Nice to see Australia will not have a knee-jerk reaction to this emerging scandal.
Prime Minister Tony Abbott today rejected calls for a national law on overseas surrogacy after chilling details emerged of an investigation into the case of an Australian couple abandoning one of their twins born to a surrogate in India in 2012. The Prime Minister said that although the situation was “distressing” there was no role for the federal government in law reform and it should be left to the state governments.
“Surrogacy is a matter for the state governments and while I can understand the interest in this right around the country I think that there are some matters that are quite properly left to the state governments,” Abbott said when he was asked to comment on the latest case. Dismissing the calls for a national law on overseas surrogacy, Abott said, “I certainly do not intend to change the ordinary constitutional arrangements.”

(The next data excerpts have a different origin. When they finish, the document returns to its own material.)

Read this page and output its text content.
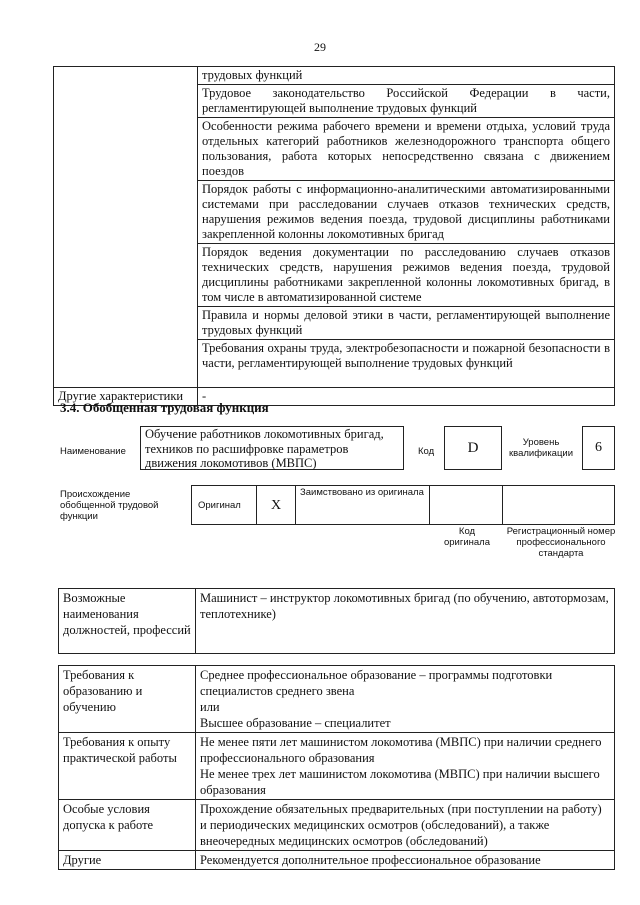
29
	трудовых функций
	Трудовое законодательство Российской Федерации в части, регламентирующей выполнение трудовых функций
	Особенности режима рабочего времени и времени отдыха, условий труда отдельных категорий работников железнодорожного транспорта общего пользования, работа которых непосредственно связана с движением поездов
	Порядок работы с информационно-аналитическими автоматизированными системами при расследовании случаев отказов технических средств, нарушения режимов ведения поезда, трудовой дисциплины работниками закрепленной колонны локомотивных бригад
	Порядок ведения документации по расследованию случаев отказов технических средств, нарушения режимов ведения поезда, трудовой дисциплины работниками закрепленной колонны локомотивных бригад, в том числе в автоматизированной системе
	Правила и нормы деловой этики в части, регламентирующей выполнение трудовых функций
	Требования охраны труда, электробезопасности и пожарной безопасности в части, регламентирующей выполнение трудовых функций
Другие характеристики	-
3.4. Обобщенная трудовая функция
Наименование
Обучение работников локомотивных бригад, техников по расшифровке параметров движения локомотивов (МВПС)
Код	D	Уровень квалификации	6
Происхождение обобщенной трудовой функции
Оригинал	X	Заимствовано из оригинала		
Код оригинала
Регистрационный номер профессионального стандарта
Возможные наименования должностей, профессий	Машинист – инструктор локомотивных бригад (по обучению, автотормозам, теплотехнике)
Требования к образованию и обучению	Среднее профессиональное образование – программы подготовки специалистов среднего звена
или
Высшее образование – специалитет

Требования к опыту практической работы	Не менее пяти лет машинистом локомотива (МВПС) при наличии среднего профессионального образования
Не менее трех лет машинистом локомотива (МВПС) при наличии высшего образования

Особые условия допуска к работе	Прохождение обязательных предварительных (при поступлении на работу) и периодических медицинских осмотров (обследований), а также внеочередных медицинских осмотров (обследований)

Другие	Рекомендуется дополнительное профессиональное образование
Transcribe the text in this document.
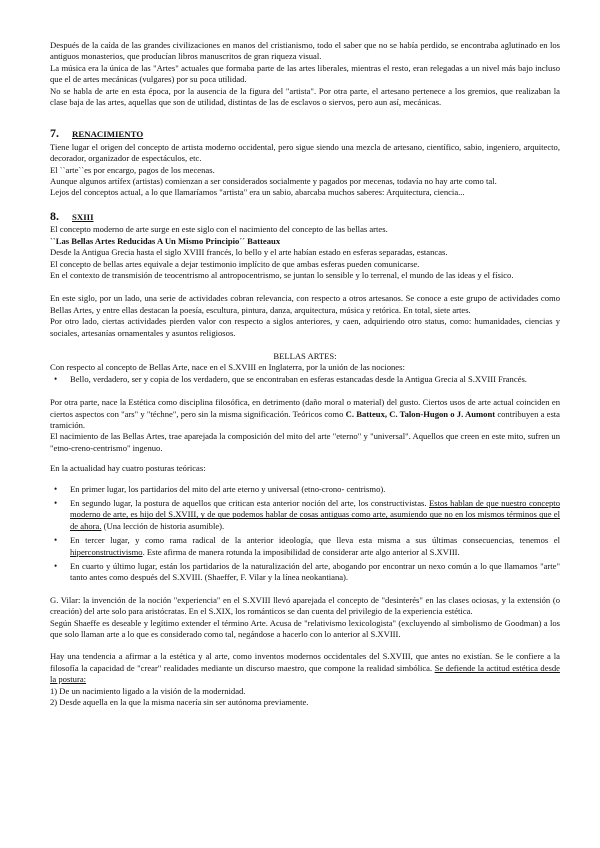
Después de la caída de las grandes civilizaciones en manos del cristianismo, todo el saber que no se había perdido, se encontraba aglutinado en los antiguos monasterios, que producían libros manuscritos de gran riqueza visual.

La música era la única de las "Artes" actuales que formaba parte de las artes liberales, mientras el resto, eran relegadas a un nivel más bajo incluso que el de artes mecánicas (vulgares) por su poca utilidad.

No se habla de arte en esta época, por la ausencia de la figura del "artista". Por otra parte, el artesano pertenece a los gremios, que realizaban la clase baja de las artes, aquellas que son de utilidad, distintas de las de esclavos o siervos, pero aun así, mecánicas.

7.	RENACIMIENTO

Tiene lugar el origen del concepto de artista moderno occidental, pero sigue siendo una mezcla de artesano, científico, sabio, ingeniero, arquitecto, decorador, organizador de espectáculos, etc.

El ``arte``es por encargo, pagos de los mecenas.

Aunque algunos artífex (artistas) comienzan a ser considerados socialmente y pagados por mecenas, todavía no hay arte como tal.

Lejos del conceptos actual, a lo que llamaríamos "artista" era un sabio, abarcaba muchos saberes: Arquitectura, ciencia...

8.	SXIII

El concepto moderno de arte surge en este siglo con el nacimiento del concepto de las bellas artes.

``Las Bellas Artes Reducidas A Un Mismo Principio´´ Batteaux

Desde la Antigua Grecia hasta el siglo XVIII francés, lo bello y el arte habían estado en esferas separadas, estancas.

El concepto de bellas artes equivale a dejar testimonio implícito de que ambas esferas pueden comunicarse.

En el contexto de transmisión de teocentrismo al antropocentrismo, se juntan lo sensible y lo terrenal, el mundo de las ideas y el físico.

En este siglo, por un lado, una serie de actividades cobran relevancia, con respecto a otros artesanos. Se conoce a este grupo de actividades como Bellas Artes, y entre ellas destacan la poesía, escultura, pintura, danza, arquitectura, música y retórica. En total, siete artes.

Por otro lado, ciertas actividades pierden valor con respecto a siglos anteriores, y caen, adquiriendo otro status, como: humanidades, ciencias y sociales, artesanías ornamentales y asuntos religiosos.

BELLAS ARTES:

Con respecto al concepto de Bellas Arte, nace en el S.XVIII en Inglaterra, por la unión de las nociones:

• Bello, verdadero, ser y copia de los verdadero, que se encontraban en esferas estancadas desde la Antigua Grecia al S.XVIII Francés.

Por otra parte, nace la Estética como disciplina filosófica, en detrimento (daño moral o material) del gusto. Ciertos usos de arte actual coinciden en ciertos aspectos con "ars" y "téchne", pero sin la misma significación. Teóricos como C. Batteux, C. Talon-Hugon o J. Aumont contribuyen a esta tramición.

El nacimiento de las Bellas Artes, trae aparejada la composición del mito del arte "eterno" y "universal". Aquellos que creen en este mito, sufren un "etno-creno-centrismo" ingenuo.

En la actualidad hay cuatro posturas teóricas:

• En primer lugar, los partidarios del mito del arte eterno y universal (etno-crono- centrismo).
• En segundo lugar, la postura de aquellos que critican esta anterior noción del arte, los constructivistas. Estos hablan de que nuestro concepto moderno de arte, es hijo del S.XVIII, y de que podemos hablar de cosas antiguas como arte, asumiendo que no en los mismos términos que el de ahora. (Una lección de historia asumible).
• En tercer lugar, y como rama radical de la anterior ideología, que lleva esta misma a sus últimas consecuencias, tenemos el hiperconstructivismo. Este afirma de manera rotunda la imposibilidad de considerar arte algo anterior al S.XVIII.
• En cuarto y último lugar, están los partidarios de la naturalización del arte, abogando por encontrar un nexo común a lo que llamamos "arte" tanto antes como después del S.XVIII. (Shaeffer, F. Vilar y la línea neokantiana).

G. Vilar: la invención de la noción "experiencia" en el S.XVIII llevó aparejada el concepto de "desinterés" en las clases ociosas, y la extensión (o creación) del arte solo para aristócratas. En el S.XIX, los románticos se dan cuenta del privilegio de la experiencia estética.

Según Shaeffe es deseable y legítimo extender el término Arte. Acusa de "relativismo lexicologista" (excluyendo al simbolismo de Goodman) a los que solo llaman arte a lo que es considerado como tal, negándose a hacerlo con lo anterior al S.XVIII.

Hay una tendencia a afirmar a la estética y al arte, como inventos modernos occidentales del S.XVIII, que antes no existían. Se le confiere a la filosofía la capacidad de "crear" realidades mediante un discurso maestro, que compone la realidad simbólica. Se defiende la actitud estética desde la postura:

1) De un nacimiento ligado a la visión de la modernidad.

2) Desde aquella en la que la misma nacería sin ser autónoma previamente.
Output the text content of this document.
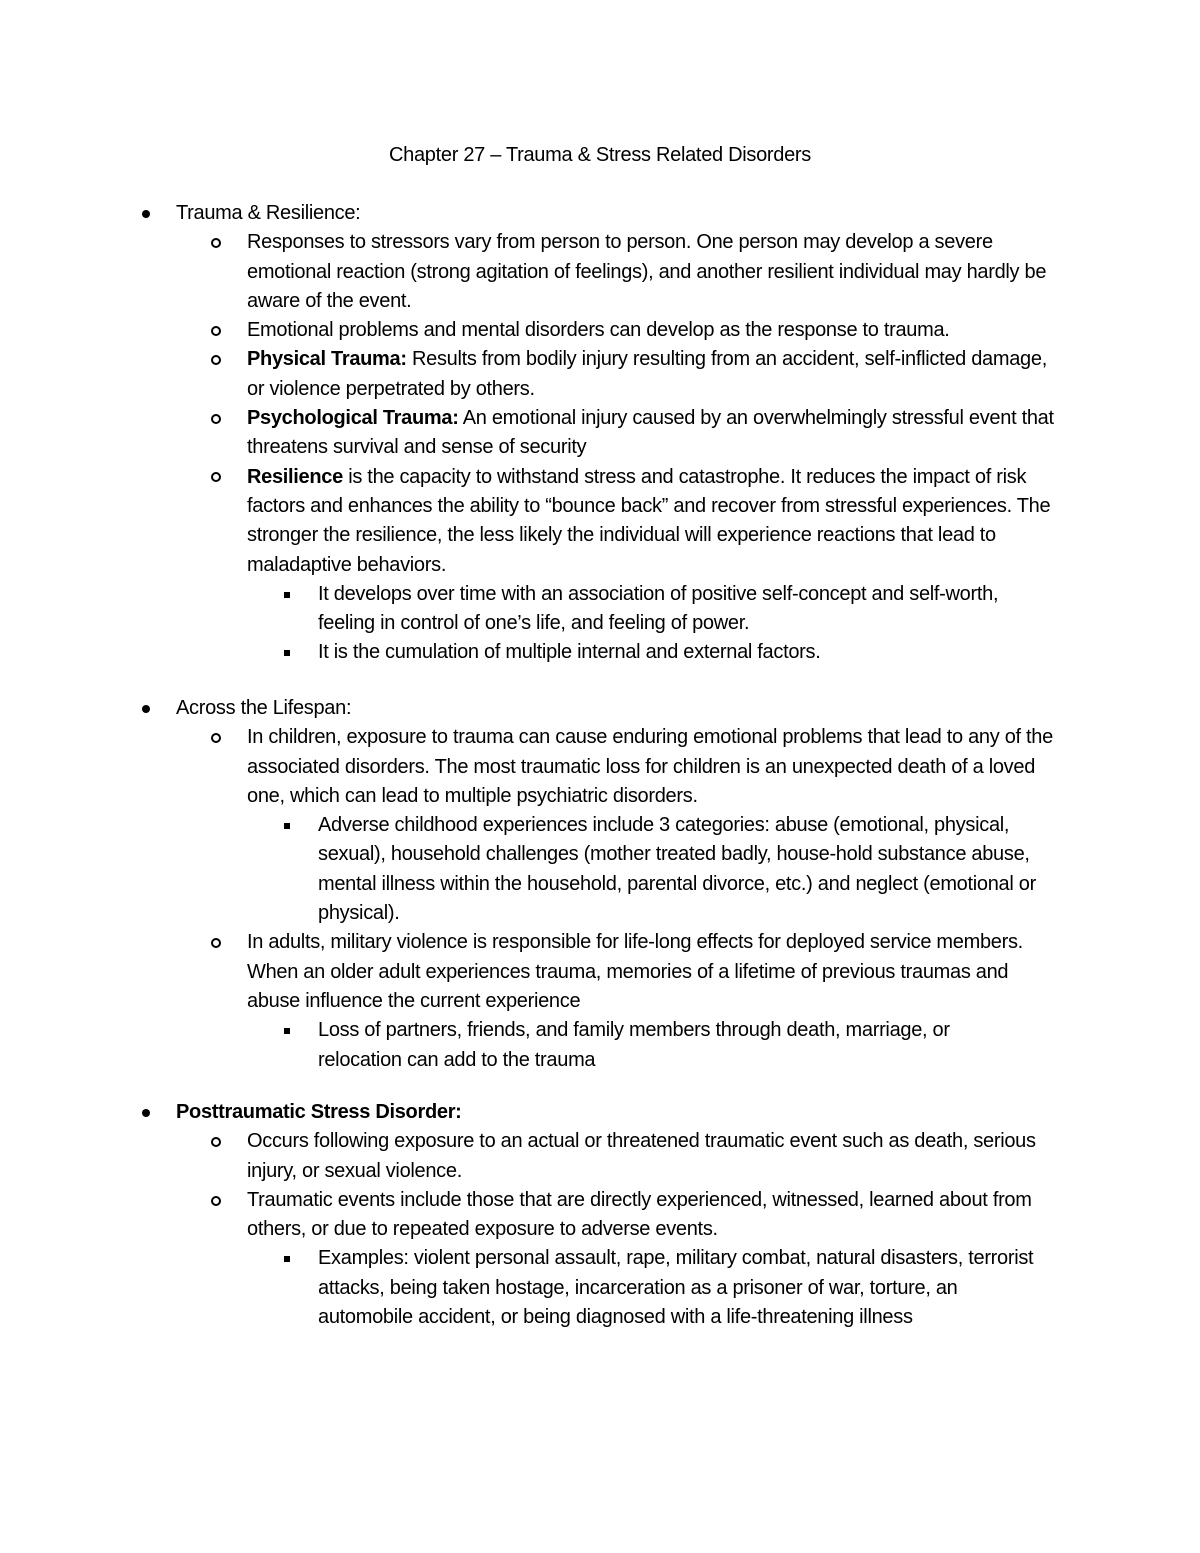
Chapter 27 – Trauma & Stress Related Disorders
Trauma & Resilience:
Responses to stressors vary from person to person. One person may develop a severe emotional reaction (strong agitation of feelings), and another resilient individual may hardly be aware of the event.
Emotional problems and mental disorders can develop as the response to trauma.
Physical Trauma: Results from bodily injury resulting from an accident, self-inflicted damage, or violence perpetrated by others.
Psychological Trauma: An emotional injury caused by an overwhelmingly stressful event that threatens survival and sense of security
Resilience is the capacity to withstand stress and catastrophe. It reduces the impact of risk factors and enhances the ability to “bounce back” and recover from stressful experiences. The stronger the resilience, the less likely the individual will experience reactions that lead to maladaptive behaviors.
It develops over time with an association of positive self-concept and self-worth, feeling in control of one’s life, and feeling of power.
It is the cumulation of multiple internal and external factors.
Across the Lifespan:
In children, exposure to trauma can cause enduring emotional problems that lead to any of the associated disorders. The most traumatic loss for children is an unexpected death of a loved one, which can lead to multiple psychiatric disorders.
Adverse childhood experiences include 3 categories: abuse (emotional, physical, sexual), household challenges (mother treated badly, house-hold substance abuse, mental illness within the household, parental divorce, etc.) and neglect (emotional or physical).
In adults, military violence is responsible for life-long effects for deployed service members. When an older adult experiences trauma, memories of a lifetime of previous traumas and abuse influence the current experience
Loss of partners, friends, and family members through death, marriage, or relocation can add to the trauma
Posttraumatic Stress Disorder:
Occurs following exposure to an actual or threatened traumatic event such as death, serious injury, or sexual violence.
Traumatic events include those that are directly experienced, witnessed, learned about from others, or due to repeated exposure to adverse events.
Examples: violent personal assault, rape, military combat, natural disasters, terrorist attacks, being taken hostage, incarceration as a prisoner of war, torture, an automobile accident, or being diagnosed with a life-threatening illness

The case involved a set of twins born in India via a surrogate mother to a Australian couple.
The Australian couple wanted to take back only one of the child, leaving the other behind, despite repeated attempts by the Australian High Commission in New Delhi to try to persuade them to take both the twins. The consular staff delayed giving the Australian parents visa but the couple was allowed to fly back with only one child after pressure was exerted from Australia, Chief Justice of Family Court, Diana Bryant was told by consular officials.
The case created headlines throughout the world and demands for an enquiry and a national law dealing with overseas surrogacy are now increasing.
Chief judge of federal Circuit Court John Pascoe demanded an enquiry into the case, saying Australia did not have appropriate legislation governing the practice. “I am really concerned that this issue has not received the attention it properly deserves. Australia is a country of decent people where international obligations are respected. We have obligations in human rights and I think it is very important that we step up to them,” he said.
Chief Justice Bryant said that the case highlighted the need for a national inquiry into surrogacy.
Meanwhile, opposition parties here have also called for an inquiry into overseas commercial surrogacy. Labor’s foreign affairs spokeswoman, Tanya Plibersek, said nationally consistent laws on international surrogacy were needed. “It is important that we have better, more nationally consistent rules relating to commercial surrogacy,” Plibersek said, adding, “Clarity and national consistency would be beneficial.